Football - FA Premier League - Coventry City FC v Liverpool FC

DOES anyone remember Clubcall? I don’t know if it’s still going but I used to ring it when I was at work. It was a phone service which gave you club rumours and interviews ‘direct from Anfield’. I can still remember the opening bars and a poorly edited insert of ‘Hello, this is Roy Evans and you’re listening to Clubcall’ before a guillotine snip and a chirpy voice took over, announcing that “the Reds have been linked with a top international star”. It would get back to that rumour once you’ve spent a few quid on the call but not before an interview with a soporific Sammy Lee. Stay on the line, folks.cc-logo

I did. I couldn’t get enough of it. In 1994 they ran the Phil Babb story for weeks on end, even way past his original signature date. That was my favourite developing story and one that came to pass but the stuff I really liked was the wildest of wild speculation. The news that Alan Stubbs, then of Bolton Wanderers, had been spotted training with the first team at Melwood and was wearing a Liverpool shirt was screamed down the line. Alright it was bollocks but I loved it.  I’m not sure how much of the content was sanctioned by the club but as Roy himself lent his own name to it there must be something solid with which to work, no?

I leapt in and believed everything.

See, back then we only had expensive phonelines, paper talk and Ceefax.

ceefaxI really miss Ceefax. To this day some of us grow misty-eyed at the mere mention of p302 (Football), p324 (League tables) and best of all p312 – an assortment of lower League gossip, speculation and non-stories. ‘Gordon Dalziel has announced that he’s happy to stay at Raith Rovers’. I read every word even though it was basic wire reports, reported without colour. I learned something about Raith Rovers and Gordon Dalziel. That was nice.

Transfer rumours can be great things. They can be funny, horrifying and genuinely surprising. I got my A-Level results the day Ian Rush came back. It made a pretty good day even better (pretty good as I didn’t get the three Us that I’d predicted six weeks earlier). What’s more it came from nowhere. One minute it wasn’t a story, the next it was done and announced.

I like things like that and the recent Ricky Lambert signing, although not as immediate, was ideal. This was how it used to be. When Ray Kennedy joined the club 40 years ago it was lost in the news that Shankly had resigned but largely because no one was prepared for it. I’ve spoken to a few journalists from that day and they said that they had no idea of who Liverpool were signing until Ray himself took his seat at the photo session.

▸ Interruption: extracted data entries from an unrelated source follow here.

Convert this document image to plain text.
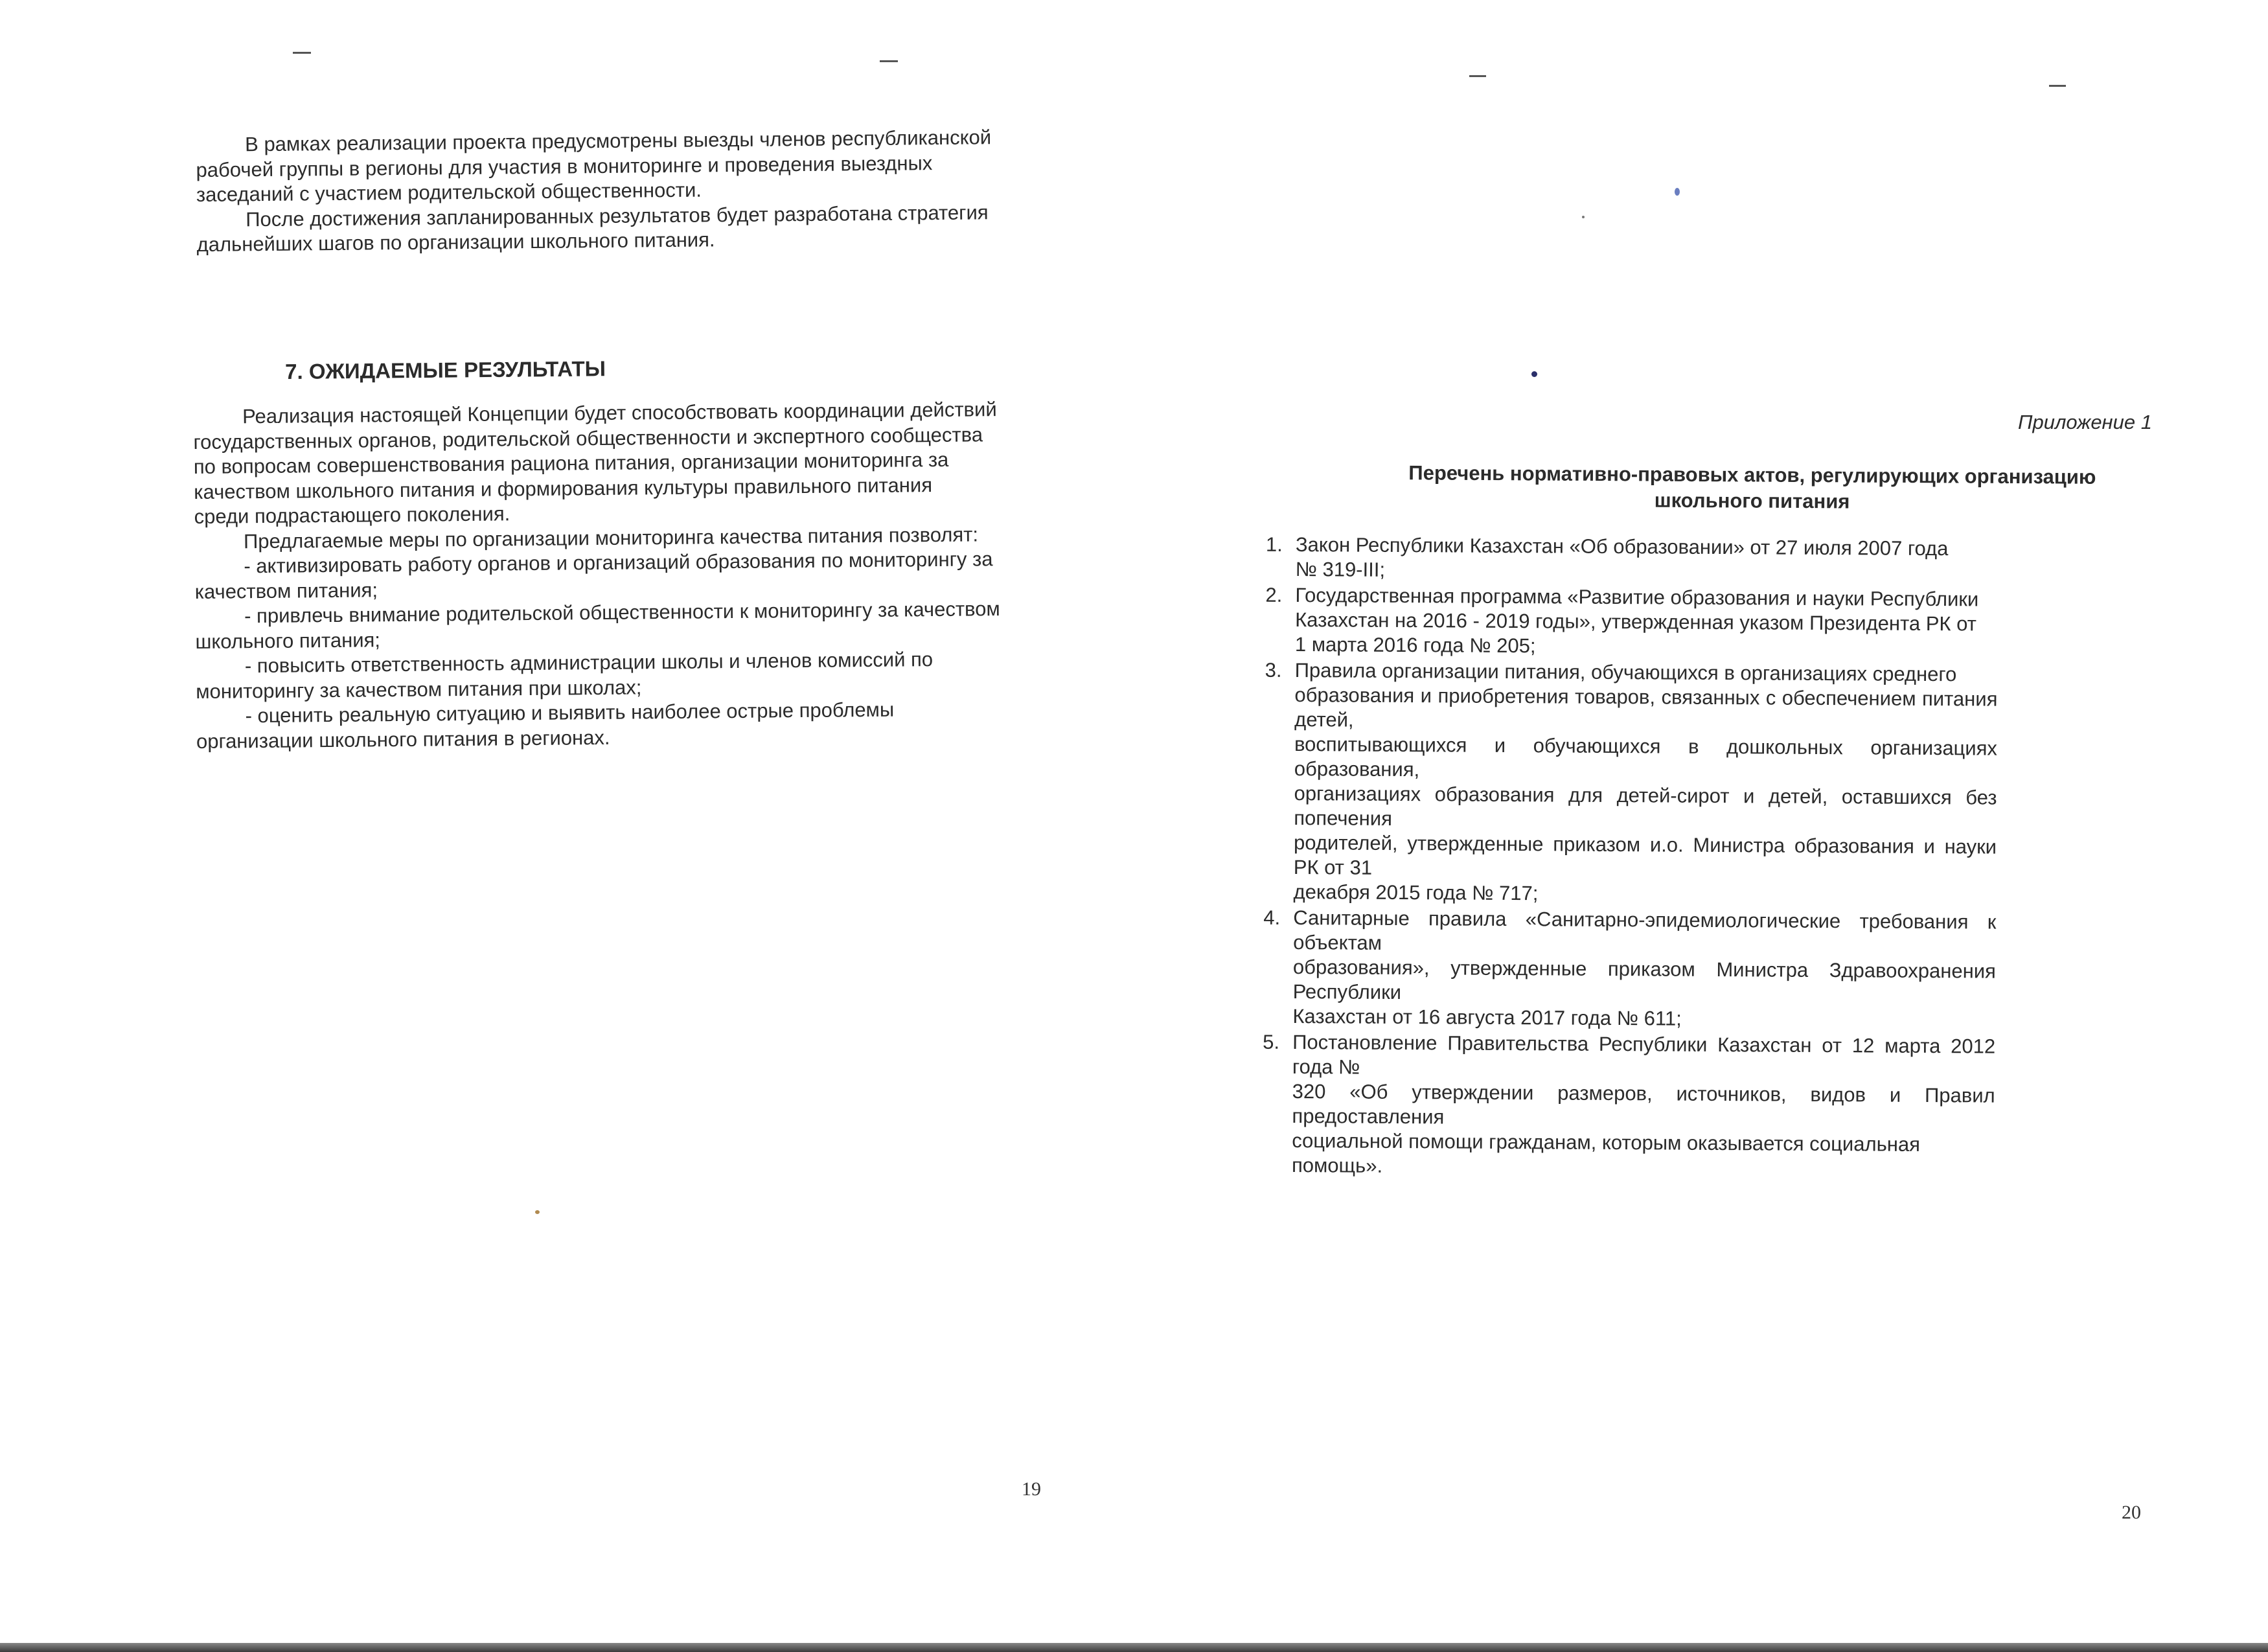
В рамках реализации проекта предусмотрены выезды членов республиканской
рабочей группы в регионы для участия в мониторинге и проведения выездных
заседаний с участием родительской общественности.
После достижения запланированных результатов будет разработана стратегия
дальнейших шагов по организации школьного питания.
7. ОЖИДАЕМЫЕ РЕЗУЛЬТАТЫ
Реализация настоящей Концепции будет способствовать координации действий
государственных органов, родительской общественности и экспертного сообщества
по вопросам совершенствования рациона питания, организации мониторинга за
качеством школьного питания и формирования культуры правильного питания
среди подрастающего поколения.
Предлагаемые меры по организации мониторинга качества питания позволят:
- активизировать работу органов и организаций образования по мониторингу за
качеством питания;
- привлечь внимание родительской общественности к мониторингу за качеством
школьного питания;
- повысить ответственность администрации школы и членов комиссий по
мониторингу за качеством питания при школах;
- оценить реальную ситуацию и выявить наиболее острые проблемы
организации школьного питания в регионах.
19
Приложение 1
Перечень нормативно-правовых актов, регулирующих организацию
школьного питания
1. Закон Республики Казахстан «Об образовании» от 27 июля 2007 года
№ 319-III;
2. Государственная программа «Развитие образования и науки Республики
Казахстан на 2016 - 2019 годы», утвержденная указом Президента РК от
1 марта 2016 года № 205;
3. Правила организации питания, обучающихся в организациях среднего
образования и приобретения товаров, связанных с обеспечением питания детей,
воспитывающихся и обучающихся в дошкольных организациях образования,
организациях образования для детей-сирот и детей, оставшихся без попечения
родителей, утвержденные приказом и.о. Министра образования и науки РК от 31
декабря 2015 года № 717;
4. Санитарные правила «Санитарно-эпидемиологические требования к объектам
образования», утвержденные приказом Министра Здравоохранения Республики
Казахстан от 16 августа 2017 года № 611;
5. Постановление Правительства Республики Казахстан от 12 марта 2012 года №
320 «Об утверждении размеров, источников, видов и Правил предоставления
социальной помощи гражданам, которым оказывается социальная помощь».
20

We all want to know who’s joining the club but I wonder how many people have seen their enthusiasm wane over the years. I’ve said this before but here it comes again. Fernando Morientes broke my heart. I loved him when he was at Real and Monaco. He was a no nonsense genius,  hidden behind the altar of Raul. I was desperate for him to sign. Even through the pain of seeing Owen going (and let’s not hindsight colour this – he was great on the pitch back then) I just wanted to see Nando 1.0 in a number 9  Liverpool shirt.

Then he arrived. Slower, hesitant and off colour. He was a great, great footballer for every club apart from us. He showed glimpses but it was not to be. Life had let me down. I never became excited at a rumour again. I wasn’t playing ball with Torres either. No way.

Liverpool Sign Fernando Morientes

Since then, for me at least, it’s been a case of once bitten-twice shy. Ince and Kewell should have been a warning but I was too gullible, too romantic. I moved from “that’s the signing this club needs” to “let’s just see, eh?”

Of course, social media has hyped the rumours up considerably, so much so that the words “Done deal” now rival “now here are your hosts – Clive Tyldesley and Andy Townsend” as my least favourite. There are hundreds of ITKs (in-the-knows) shoving out their half-arsed fantasies to an ever-expectant audience and seemingly the more insistent, the more arrogant they become. If a sale goes through there’s usually an “As my source said last week…” to follow so as to claim kudos back pay.

I’m sorry but they don’t know. It’d be great if they did but unless you’re the player, the manager, the agent or someone who knows those people very well then you’re as much in the dark as any of us. They’re not going to share their information with anyone.

Example. My mate’s daughter was on a flight coming back from Spain a few years back and noticed that Joe Cole was a few seats away. She asked him if he was coming to Anfield. He smiled and said “Maybe” before getting back to his colouring in or whatever. What he didn’t do was go around the plane telling everyone what was going on, presumably because there was a negotiation in place and he didn’t want to break any agreements.

This goes the other way too. A journalist can announce that talks are ongoing between x and y only to find that it didn’t go through. This doesn’t make the journalist a bad person. He/she isn’t responsible for something not happening. They’re not “full of shite”. Sometimes talks break down and sometimes it’s a bad thing (Laudrup) and sometimes it’s incredibly fortuitous (Bowyer).

Then when a player signs we’re treated to “he’ll play here” or “he won’t settle down next to…” How do they know? We haven’t seen a ball kicked yet? Did Fernando Morientes teach us nothing? Fans are experts to some degree but they can’t see through time.

Let’s just wait and see.

It’s all harmless of course but the sheer ferocity of it is fascinating. We’re all dealing with hundreds of variables right the way from a tenuous link to whether a player settles/their family settles/ they like the club/manager/fans/training facilities/captain/house and have the confidence and cahones to be a Liverpool player. We don’t know so let’s just wait. We’ll all know soon enough.

August will tell all.

I’m off to Clubcall. They’ll tell us what to do.